Je vous écris, cher Gibus, cher McPhee, de Campbellton, où je suis arrivé hier. Donc, Chicoutimi, Québec, Rivière-du-Loup, Edmunston, Saint-Quentin, Kedgwick et Campbellton. Aucun incident de parcours. Sommes en pays francophone. C'est à Grand Falls, dans la vallée de la rivière Saint-Jean, que le pays de l'Anglais commence. Ils parlent deux langages différents, mais leur vie est identique et leur destin inséparable. Je parle de l'Anglais et du Français, des hommes, de l'Homo Habilis. Ils font du papier, à partir des sapins et épinettes du Nouveau-Brunswick. Irving est l'homme fort, ici. A Dalhousie, cependant, c'est Bowater, et ils ferment aujourd'hui l'usine. Ce sont trois cent cinquante emplois directs qui s'envolent, sans compter les indirects. Des Anglos et des Francos. Catastrophe. La majorité des employés délestés sont des quadragénaires et des quinquagénaires difficilement recyclables... Maisons à payer ou à vendre... Dettes... Le papier se vend moins bien. Ce sont des électrons que Homo Mondialis lit maintenant. Et la mode, maintenant, c'est la fibre de l'Eucalyptus brésilien, moins dispendieuse, plus facilement renouvelable que celle de nos épinettes.

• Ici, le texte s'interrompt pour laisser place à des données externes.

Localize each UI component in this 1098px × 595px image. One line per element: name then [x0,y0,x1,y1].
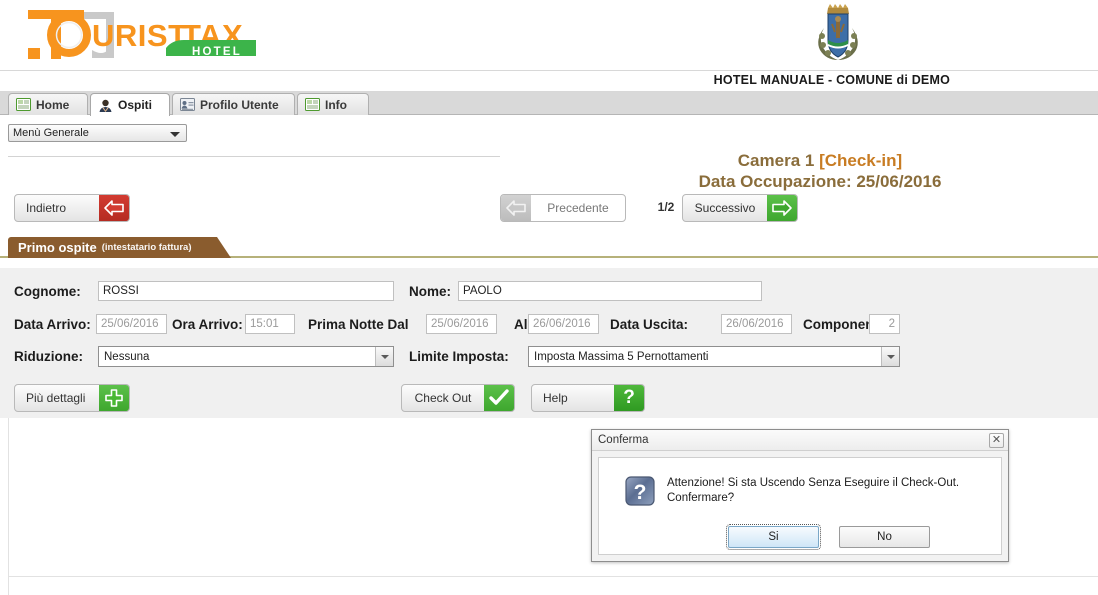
room-name: Camera 1 [737,151,815,170]
help-button-label: Help [543,391,568,405]
tab-ospiti[interactable]: Ospiti [90,93,170,116]
tab-info-label: Info [325,97,347,112]
tab-info[interactable]: Info [297,93,369,115]
dialog-yes-button[interactable]: Si [726,524,821,550]
data-arrivo-label: Data Arrivo: [14,316,91,332]
chevron-down-icon [375,347,393,366]
prima-notte-label: Prima Notte Dal [308,316,409,332]
nome-input[interactable]: PAOLO [458,281,762,301]
ora-arrivo-input[interactable]: 15:01 [245,314,295,334]
chevron-down-icon [170,132,180,137]
riduzione-value: Nessuna [104,350,150,363]
tab-home-label: Home [36,97,70,112]
page-banner: URIST TAX HOTEL HOTEL MANUALE - COMUNE d… [0,0,1098,92]
tab-ospiti-label: Ospiti [118,98,153,112]
dialog-no-button[interactable]: No [839,526,930,548]
page-indicator: 1/2 [657,200,675,214]
arrow-left-icon [501,195,531,221]
section-title: Primo ospite [18,240,97,255]
riduzione-select[interactable]: Nessuna [98,346,394,367]
limite-imposta-select[interactable]: Imposta Massima 5 Pernottamenti [528,346,900,367]
help-button[interactable]: Help ? [531,384,645,412]
componenti-input[interactable]: 2 [869,314,900,334]
next-button[interactable]: Successivo [682,194,798,222]
divider [8,418,9,595]
divider [8,156,500,157]
data-arrivo-input[interactable]: 25/06/2016 [96,314,167,334]
guest-form-panel: Cognome: ROSSI Nome: PAOLO Data Arrivo: … [0,268,1098,378]
person-icon [98,99,113,112]
dialog-body: ? Attenzione! Si sta Uscendo Senza Esegu… [598,457,1002,555]
arrow-left-icon [99,195,129,221]
dialog-title: Conferma [598,434,649,446]
menu-generale-value: Menù Generale [13,127,89,139]
document-icon [305,98,320,111]
room-state: [Check-in] [819,151,903,170]
back-button-label: Indietro [26,201,67,215]
occupation-date: Data Occupazione: 25/06/2016 [698,172,942,191]
confirm-dialog: Conferma ✕ ? Attenzione! Si sta Uscendo … [591,429,1009,562]
back-button[interactable]: Indietro [14,194,130,222]
svg-text:HOTEL: HOTEL [192,46,242,58]
next-button-label: Successivo [694,201,756,215]
previous-button-label: Precedente [547,201,609,215]
menu-generale-select[interactable]: Menù Generale [8,124,187,142]
tourist-tax-hotel-logo: URIST TAX HOTEL [14,4,264,66]
dialog-titlebar: Conferma ✕ [592,430,1008,451]
main-tabbar: Home Ospiti Profilo Utente Info [0,92,1098,116]
nome-label: Nome: [409,283,452,299]
svg-text:?: ? [634,481,647,504]
al-input[interactable]: 26/06/2016 [528,314,599,334]
org-title-strip: HOTEL MANUALE - COMUNE di DEMO [0,70,1098,92]
check-icon [484,385,514,411]
riduzione-label: Riduzione: [14,349,83,364]
tab-profilo-utente[interactable]: Profilo Utente [172,93,295,115]
ora-arrivo-label: Ora Arrivo: [172,316,243,332]
data-uscita-label: Data Uscita: [610,316,689,332]
section-tab-primo-ospite[interactable]: Primo ospite (intestatario fattura) [8,237,233,258]
close-icon[interactable]: ✕ [989,433,1004,448]
previous-button[interactable]: Precedente [500,194,626,222]
document-icon [16,98,31,111]
tab-profilo-utente-label: Profilo Utente [200,97,279,112]
limite-imposta-value: Imposta Massima 5 Pernottamenti [534,350,709,363]
dialog-message: Attenzione! Si sta Uscendo Senza Eseguir… [667,477,960,504]
more-details-button-label: Più dettagli [26,391,86,405]
cognome-input[interactable]: ROSSI [98,281,394,301]
data-uscita-input[interactable]: 26/06/2016 [721,314,792,334]
more-details-button[interactable]: Più dettagli [14,384,130,412]
chevron-down-icon [881,347,899,366]
comune-coat-of-arms-icon [810,2,866,68]
question-mark-icon: ? [614,385,644,411]
question-icon: ? [625,476,655,506]
prima-notte-input[interactable]: 25/06/2016 [426,314,497,334]
room-title-block: Camera 1 [Check-in] Data Occupazione: 25… [600,150,1040,192]
tab-home[interactable]: Home [8,93,88,115]
plus-icon [99,385,129,411]
al-label: Al [514,316,528,332]
id-card-icon [180,98,195,111]
divider [8,576,1098,577]
check-out-button-label: Check Out [414,391,472,405]
org-title: HOTEL MANUALE - COMUNE di DEMO [713,73,950,87]
cognome-label: Cognome: [14,283,81,299]
section-subtitle: (intestatario fattura) [101,242,192,253]
check-out-button[interactable]: Check Out [401,384,515,412]
limite-imposta-label: Limite Imposta: [409,349,509,364]
arrow-right-icon [767,195,797,221]
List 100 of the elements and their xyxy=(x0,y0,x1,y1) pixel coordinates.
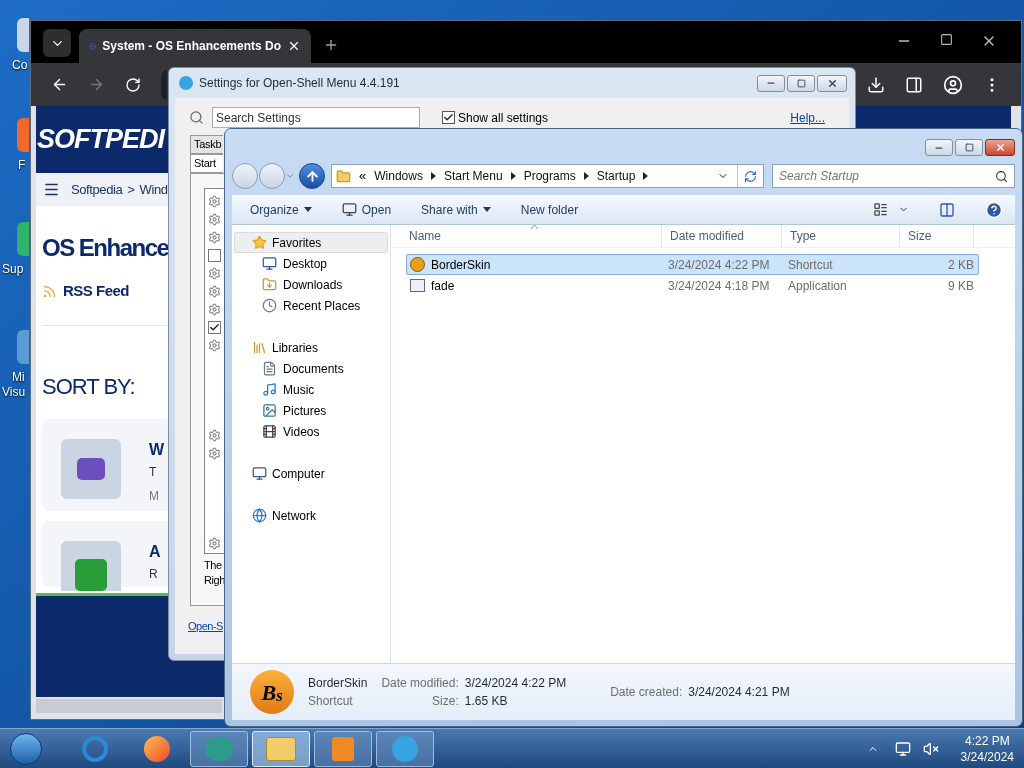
hamburger-menu-icon[interactable] xyxy=(43,181,60,198)
taskbar-openshell-icon[interactable] xyxy=(376,730,434,767)
view-options-button[interactable] xyxy=(873,202,909,217)
window-title: Settings for Open-Shell Menu 4.4.191 xyxy=(199,75,400,92)
nav-item[interactable]: Recent Places xyxy=(232,295,390,316)
nav-item[interactable]: Videos xyxy=(232,421,390,442)
browser-tab[interactable]: System - OS Enhancements Do xyxy=(79,29,311,63)
close-icon xyxy=(826,77,838,89)
settings-tab[interactable]: Taskb xyxy=(190,135,223,154)
breadcrumb-arrow-icon[interactable] xyxy=(430,172,436,180)
nav-group[interactable]: Network xyxy=(234,505,388,526)
file-logo: B$_{s}$ xyxy=(250,670,294,714)
breadcrumb-item[interactable]: Programs xyxy=(523,167,576,185)
reload-icon[interactable] xyxy=(125,76,141,93)
toolbar-button[interactable]: Organize xyxy=(250,200,312,219)
nav-item[interactable]: Documents xyxy=(232,358,390,379)
help-link[interactable]: Help... xyxy=(790,108,825,127)
taskbar-media-icon[interactable] xyxy=(314,730,372,767)
search-field[interactable]: Search Startup xyxy=(772,164,1015,188)
forward-icon[interactable] xyxy=(88,76,105,93)
breadcrumb-item[interactable]: Windows xyxy=(374,167,423,185)
monitor-icon xyxy=(262,256,277,271)
footer-link[interactable]: Open-S xyxy=(188,618,223,635)
file-row[interactable]: fade 3/24/2024 4:18 PM Application 9 KB xyxy=(406,275,979,296)
preview-pane-icon[interactable] xyxy=(939,201,955,218)
download-icon[interactable] xyxy=(867,75,885,94)
setting-icon xyxy=(208,284,221,298)
clock[interactable]: 4:22 PM 3/24/2024 xyxy=(960,732,1014,765)
column-header[interactable]: Type xyxy=(782,225,900,247)
books-icon xyxy=(252,340,267,355)
desktop-icon-label: Sup xyxy=(2,262,24,277)
option-checkbox[interactable] xyxy=(208,320,221,334)
checkbox[interactable] xyxy=(442,111,455,124)
desktop-shortcut-icon[interactable] xyxy=(17,18,29,52)
help-icon[interactable] xyxy=(985,200,1003,219)
app-title[interactable]: W xyxy=(149,438,165,461)
maximize-icon[interactable] xyxy=(940,33,953,46)
description-text: The xyxy=(204,558,223,573)
maximize-button[interactable] xyxy=(787,74,815,92)
nav-group[interactable]: Libraries xyxy=(234,337,388,358)
app-card[interactable]: W T M xyxy=(42,418,168,511)
desktop-icon-label: Visu xyxy=(2,385,26,400)
document-icon xyxy=(262,361,277,376)
toolbar-button[interactable]: Open xyxy=(341,200,392,219)
setting-icon xyxy=(208,230,221,244)
app-meta: M xyxy=(149,487,160,505)
file-row[interactable]: BorderSkin 3/24/2024 4:22 PM Shortcut 2 KB xyxy=(406,254,979,275)
breadcrumb-item[interactable]: Startup xyxy=(596,167,636,185)
toolbar-button[interactable]: New folder xyxy=(520,200,579,219)
network-icon[interactable] xyxy=(894,740,911,757)
breadcrumb-arrow-icon[interactable] xyxy=(643,172,649,180)
app-logo-icon xyxy=(179,76,193,90)
minimize-button[interactable] xyxy=(925,139,953,156)
start-button[interactable] xyxy=(10,732,42,765)
taskbar-bubble-icon[interactable] xyxy=(190,730,248,767)
rss-feed-link[interactable]: RSS Feed xyxy=(63,280,130,303)
file-size: 2 KB xyxy=(947,256,975,274)
breadcrumb-item: > xyxy=(127,180,135,199)
file-type: Shortcut xyxy=(788,256,834,274)
folder-icon xyxy=(336,168,351,184)
column-header[interactable]: Name xyxy=(401,225,662,247)
app-title[interactable]: A xyxy=(149,540,161,563)
nav-item[interactable]: Pictures xyxy=(232,400,390,421)
nav-group[interactable]: Favorites xyxy=(234,232,388,253)
close-button[interactable] xyxy=(985,139,1015,156)
nav-item[interactable]: Desktop xyxy=(232,253,390,274)
breadcrumb-arrow-icon[interactable] xyxy=(510,172,516,180)
taskbar-explorer-icon[interactable] xyxy=(252,730,310,767)
shortcut-file-icon xyxy=(410,257,425,272)
breadcrumb-overflow[interactable]: « xyxy=(359,166,367,186)
file-size: 9 KB xyxy=(947,277,975,295)
nav-item[interactable]: Music xyxy=(232,379,390,400)
setting-icon xyxy=(208,212,221,226)
column-header[interactable]: Date modified xyxy=(662,225,782,247)
up-button[interactable] xyxy=(299,163,325,189)
globe-icon xyxy=(252,508,267,523)
volume-muted-icon[interactable] xyxy=(922,740,939,757)
breadcrumb-arrow-icon[interactable] xyxy=(583,172,589,180)
breadcrumb-item[interactable]: Wind xyxy=(139,179,168,200)
minimize-button[interactable] xyxy=(757,74,785,92)
detail-value: 1.65 KB xyxy=(464,693,509,710)
tab-close-icon[interactable] xyxy=(287,39,301,53)
nav-item[interactable]: Downloads xyxy=(232,274,390,295)
application-file-icon xyxy=(410,279,425,292)
profile-icon[interactable] xyxy=(943,74,963,95)
column-header[interactable]: Size xyxy=(900,225,974,247)
option-checkbox[interactable] xyxy=(208,248,221,262)
new-tab-icon[interactable] xyxy=(323,37,339,53)
toolbar-button[interactable]: Share with xyxy=(421,200,491,219)
tab-list-button[interactable] xyxy=(43,29,71,57)
breadcrumb-item[interactable]: Softpedia xyxy=(71,179,123,200)
settings-tab[interactable]: Start xyxy=(190,154,223,173)
nav-group[interactable]: Computer xyxy=(234,463,388,484)
close-button[interactable] xyxy=(817,74,847,92)
back-icon[interactable] xyxy=(51,76,68,93)
breadcrumb-item[interactable]: Start Menu xyxy=(443,167,503,185)
maximize-button[interactable] xyxy=(955,139,983,156)
search-field[interactable]: Search Settings xyxy=(212,107,420,128)
address-bar[interactable]: « Windows Start Menu Programs Startup xyxy=(331,164,764,188)
side-panel-icon[interactable] xyxy=(905,75,923,94)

Ainsi va la vie... Les goélettes du Saint-Laurent ont disparu, victimes des bateaux de fer. Il nous faudra nous inventer de nouvelles manières de vivre. Plusieurs souffriront entretemps. Devront se relocaliser. Mon grand'père François vivait sur le Cap-aux-Corbeaux, près de Baie-St-Paul, d'où il avait vue sur l'Ile-aux-Coudres et le Grand Fleuve, sans doute le plus bel endroit au monde. Un "spot" METAPHYSIQUE, comme disait l'abbé Jean-Paul, mon vieux professeur de philosophie. Le hic, c'est que François et Mary y crevaient de faim... Ils quittèrent tout et mirent le cap sur Port-Alfred, où il était possible de vivre. Mon grand'père avait alors plus de cinquante ans. La maison du Cap-aux-Corbeaux a pourri sur pied. J'ai eu la chance que mon père m'en montre les vestiges dans les années cinquante. Les dérangements de la vie ont souvent des effets pervers... Le hasard a couplé l'arrivée à Port-Alfred de François à celle, à Bagotville, de Guillaume et Marie-Blanche, des québecois pure-laine que la Banque Nationale avait relocalisés au Saguenay, et qui furent les parents de ma mère Lucile. D'où ma venue sur cette terre.

C'est sans doute ce qui arrivera à plusieurs des familles de Dalhousie.